Не успел опомниться, как подали счёт. Михал Иваныч взглянул и по-Брежневски рапортовал об успехах:
— Се-семнафцать, ты-тысясь…
Язык не слушался. Он тяжело опрокинул в рот водку, уронил руку со стопкой на колени. Глаза намокли, охватила дурная слабость.
— И недорого напополам. Верно? — улыбнулась Жанна и нырнула в сумочку, что-то мурлыча.
— Мишель! — весело говорит курва через мгновенье. — Я взяла не тот ридикюль. Кошелёк остался дома.
— Ну-ну… — без сил промолвил Иваныч. — Не на… не надо…
— Еще чего! — вспыхнула Жанна. — Сейчас, едем ко мне, и я отдам. Никаких не надо! Человек, такси по первому разряду!
По совести, Михал Иваныч хотел сказать «не надо пиз*ть». А теперь, лишь слабо махнул рукой и вытянул бумажник с баснословными двадцатью кусками.

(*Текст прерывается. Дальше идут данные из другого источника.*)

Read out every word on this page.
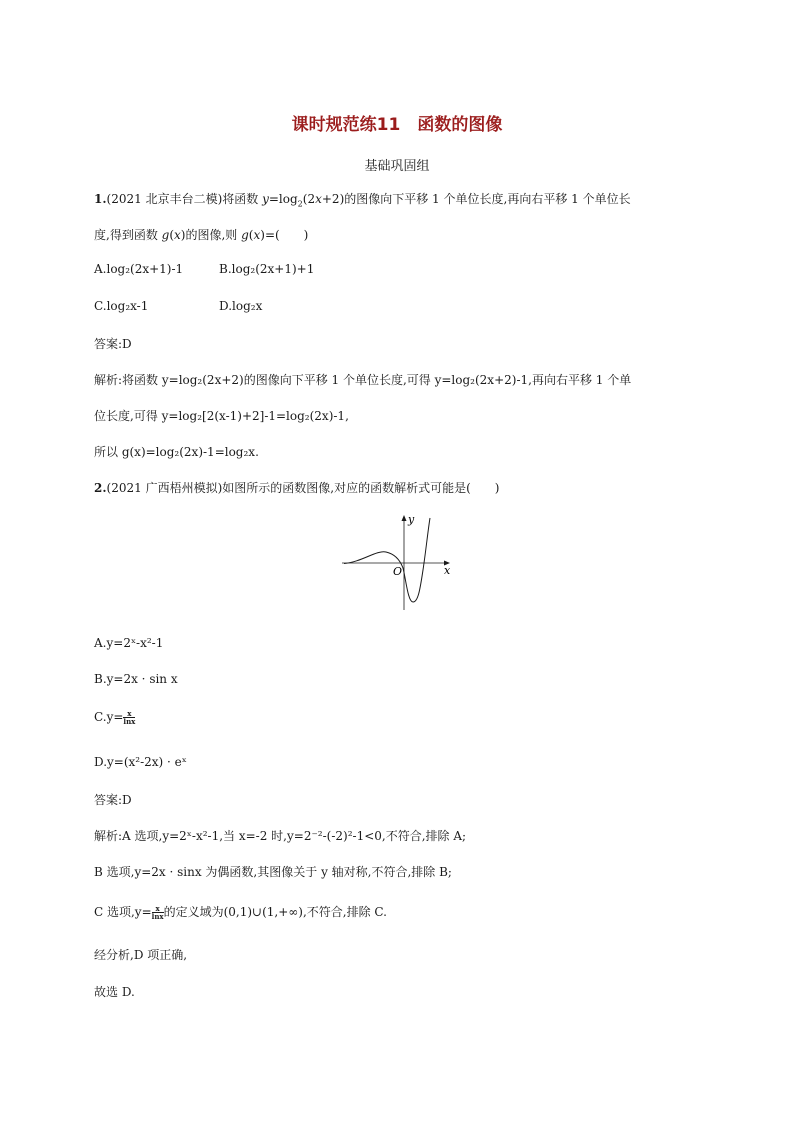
课时规范练11　函数的图像
基础巩固组
1.(2021 北京丰台二模)将函数 $y=\log_2(2x+2)$的图像向下平移 1 个单位长度,再向右平移 1 个单位长
度,得到函数 g(x)的图像,则 g(x)=(　　)
A.log₂(2x+1)-1	B.log₂(2x+1)+1
C.log₂x-1	D.log₂x
答案:D
解析:将函数 y=log₂(2x+2)的图像向下平移 1 个单位长度,可得 y=log₂(2x+2)-1,再向右平移 1 个单
位长度,可得 y=log₂[2(x-1)+2]-1=log₂(2x)-1,
所以 g(x)=log₂(2x)-1=log₂x.
2.(2021 广西梧州模拟)如图所示的函数图像,对应的函数解析式可能是(　　)
y
x
O
A.y=2ˣ-x²-1
B.y=2x · sin x
$C.y= \frac{x}{\ln x}$
D.y=(x²-2x) · eˣ
答案:D
解析:A 选项,y=2ˣ-x²-1,当 x=-2 时,y=2⁻²-(-2)²-1<0,不符合,排除 A;
B 选项,y=2x · sinx 为偶函数,其图像关于 y 轴对称,不符合,排除 B;
C 选项$,y= \frac{x}{\ln x}$ 的定义域为(0,1)∪(1,+∞),不符合,排除 C.
经分析,D 项正确,
故选 D.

Расплатившись последними за мотор бизнес-класса, покинул автомобиль, и пошатываясь, тронулся за Жанной.
У подъезда та топнула ногой:
— Мишель! Поздравляю, — ключи от квартиры, разумеется, в сумочке, где и кошелек. А дверь я захлопнула! Вот умора! Верно? Ха-ха-ха!
Михал Иваныч по-турецки сел на асфальт, и раскачиваясь, то ли заплакал, то ли стал молиться, спрятав лицо в ладонях.
— Не переживай, Мишель. Я у подруги перекантуюсь, в соседнем подъезде, у тебя ж потоп. Завтра позвоню, сочтемся — у меня принцип. Спасибо за чудный вечер.
Поцеловала в макушку и ушла…
Больше он её не видал. Номер не отвечал. Михал Иваныч дежурил у дома с молотком за пазухой целую неделю — никого. Разум подсказывал — беги, но любовь уже попросила пристегнуться и запустила безжалостный таксометр.